= Connection game =

Abstract strategy game subgenre

A connection game is a type of abstract strategy game in which players attempt to complete a specific type of connection with their pieces. This could involve forming a path between two or more endpoints, completing a closed loop, or connecting all of one's pieces so they are adjacent to each other. Connection games typically have simple rules, but complex strategies. They have minimal components and may be played as board games, computer games, or even paper-and-pencil games.

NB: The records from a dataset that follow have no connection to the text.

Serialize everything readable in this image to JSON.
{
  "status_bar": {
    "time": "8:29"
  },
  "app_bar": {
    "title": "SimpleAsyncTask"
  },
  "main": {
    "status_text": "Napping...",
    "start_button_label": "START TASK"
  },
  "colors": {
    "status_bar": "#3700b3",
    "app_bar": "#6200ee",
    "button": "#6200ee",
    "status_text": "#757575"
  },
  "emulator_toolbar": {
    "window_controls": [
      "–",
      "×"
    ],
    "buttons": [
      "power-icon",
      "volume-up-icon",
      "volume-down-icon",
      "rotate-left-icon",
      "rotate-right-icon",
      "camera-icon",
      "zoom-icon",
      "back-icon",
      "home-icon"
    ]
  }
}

In many connection games, the goal is to connect two opposite sides of the board. In these games, players take turns placing or moving pieces until one player has a continuous line of pieces connecting their two sides of the playing area. Hex, TwixT, and PÜNCT are typical examples of this type of game.

==History==
According to Browne, Hex (developed independently by the mathematicians Piet Hein and John Nash in the 1940s) is considered to be the first connection game, although earlier games involving connectivity have been noted to predate Hex, including Lightning (1890s) and Zig-Zag (1932). Martin Gardner is credited with popularizing the genre in his writeup of Hex in Scientific American (1957), expanded and republished in Mathematical Puzzles & Diversions (1959). It was shown, starting with smaller boards, the player making the first move had a decided advantage, depending on where the initial move was made. In his 1959 book, Gardner also mentions that Claude Shannon proposed a modified version of Hex that would be played on a board with three equal-length sides; the winning condition would be changed to the first to connect all three sides. This was a variant of the game Y, which was a generalization of Hex that had been invented independently by John Milnor, Charles Titus, and Craige Schensted in the early 1950s.

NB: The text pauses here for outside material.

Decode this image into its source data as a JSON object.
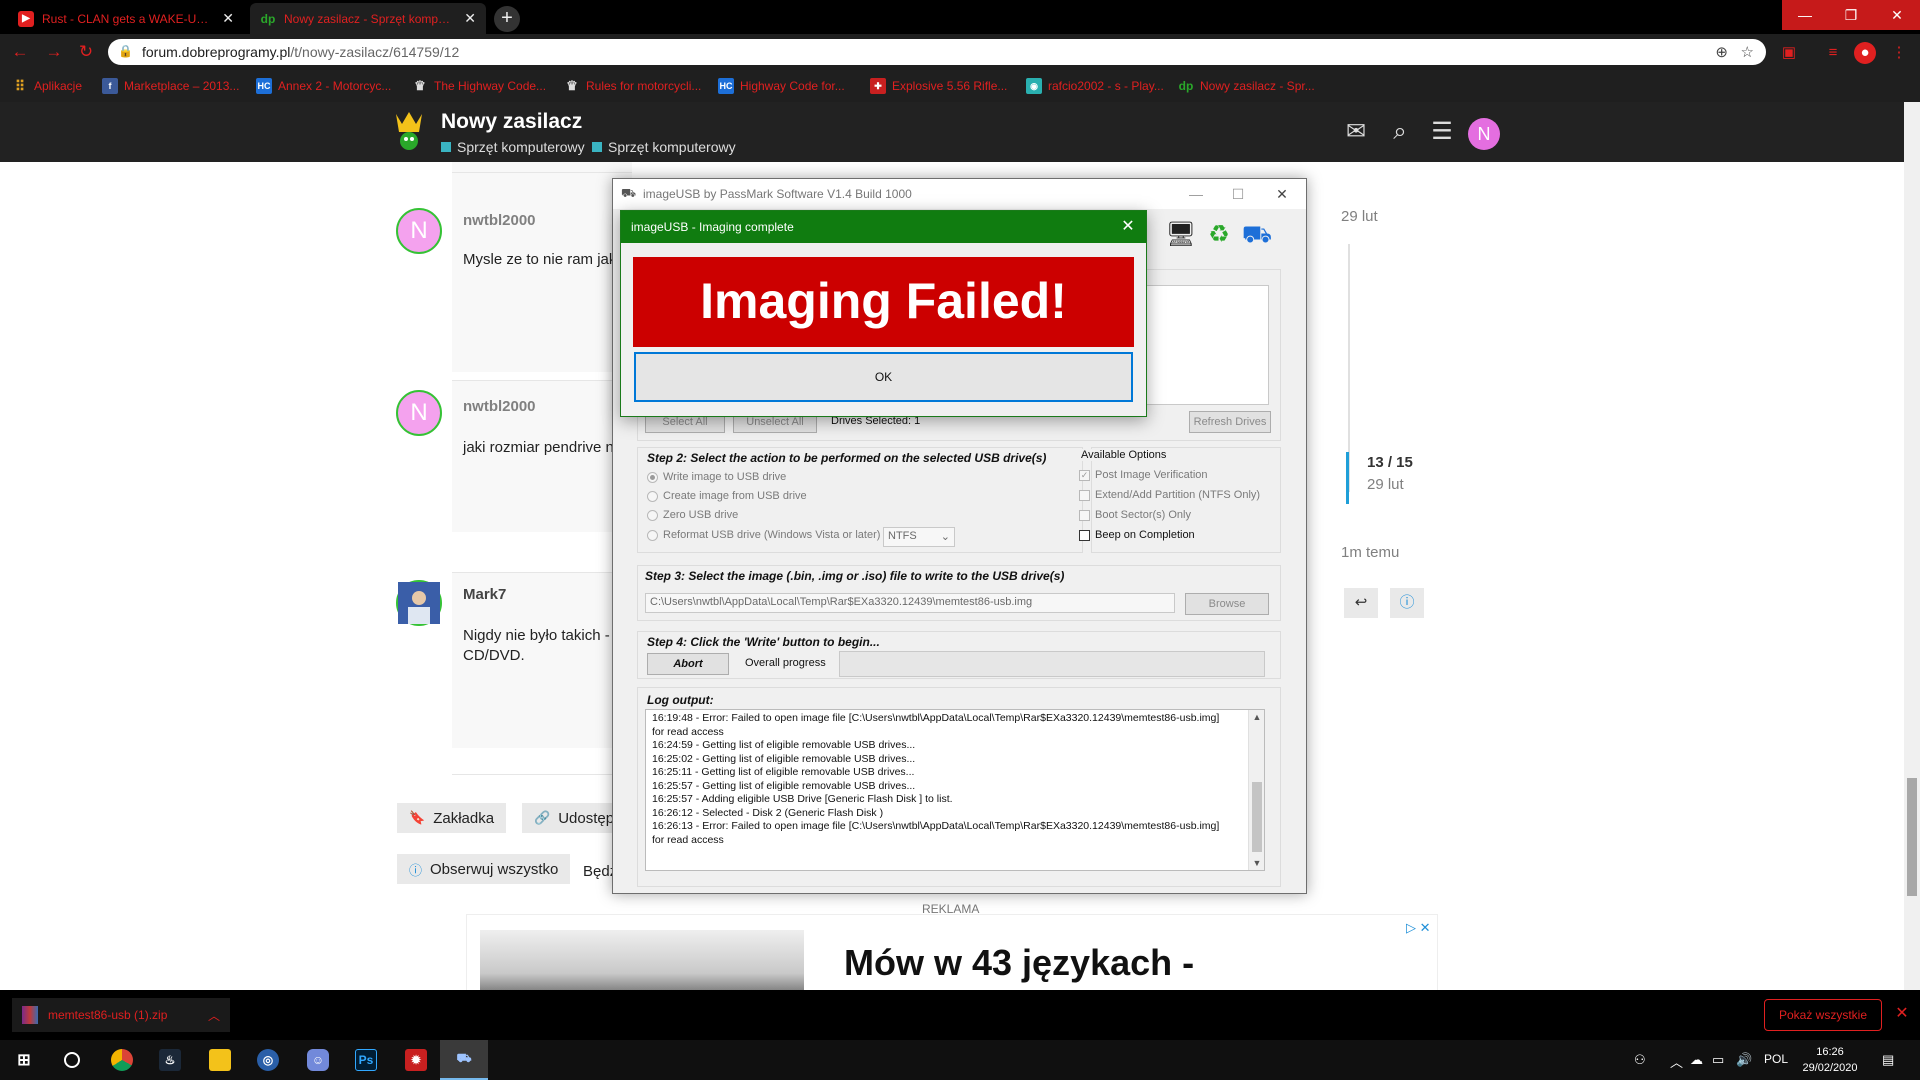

Hex and Y were examples of games where the players competed to build a path connecting sides of the board. In the June 2000 issue of Games, R. Wayne Schmittberger identified an additional sub-class of connection game in which points were bridged to form connections although the overall goal – forging a path connecting opposite sides of the board – was the same. These games included Gale/Bridg-it (1958/1960) and TwixT (1962). Schmittberger also identified a third sub-class where serpentiles with preprinted paths, such as Psyche-paths/Kaliko (1970) and Trax (1981), were used. In 1984, Larry Back began developing what would become Onyx, a connection game with a capturing mechanic.

== Popular connection games ==

Examples of the three winning structures in Havannah, on a base-8 board. From left to right, they are the fork, the ring and the bridge.

=== Havannah ===

Havannah is a two-player abstract strategy board game invented by Christian Freeling. Unlike Hex or other connection games, Havannah has three conditions that enable a player to win: creating a Fork; creating a Bridge; or creating a Ring. A ring is a loop around one or more cells regardless of whether or not the encircled cells are occupied by any player or empty. A bridge connects any two of the six corner cells of the board. A fork connects any three edges of the board (a corner point is not considered part of an edge). Havannah has "a sophisticated and varied strategy" and is best played on a base-10 hexagonal board, 10 hex cells to a side.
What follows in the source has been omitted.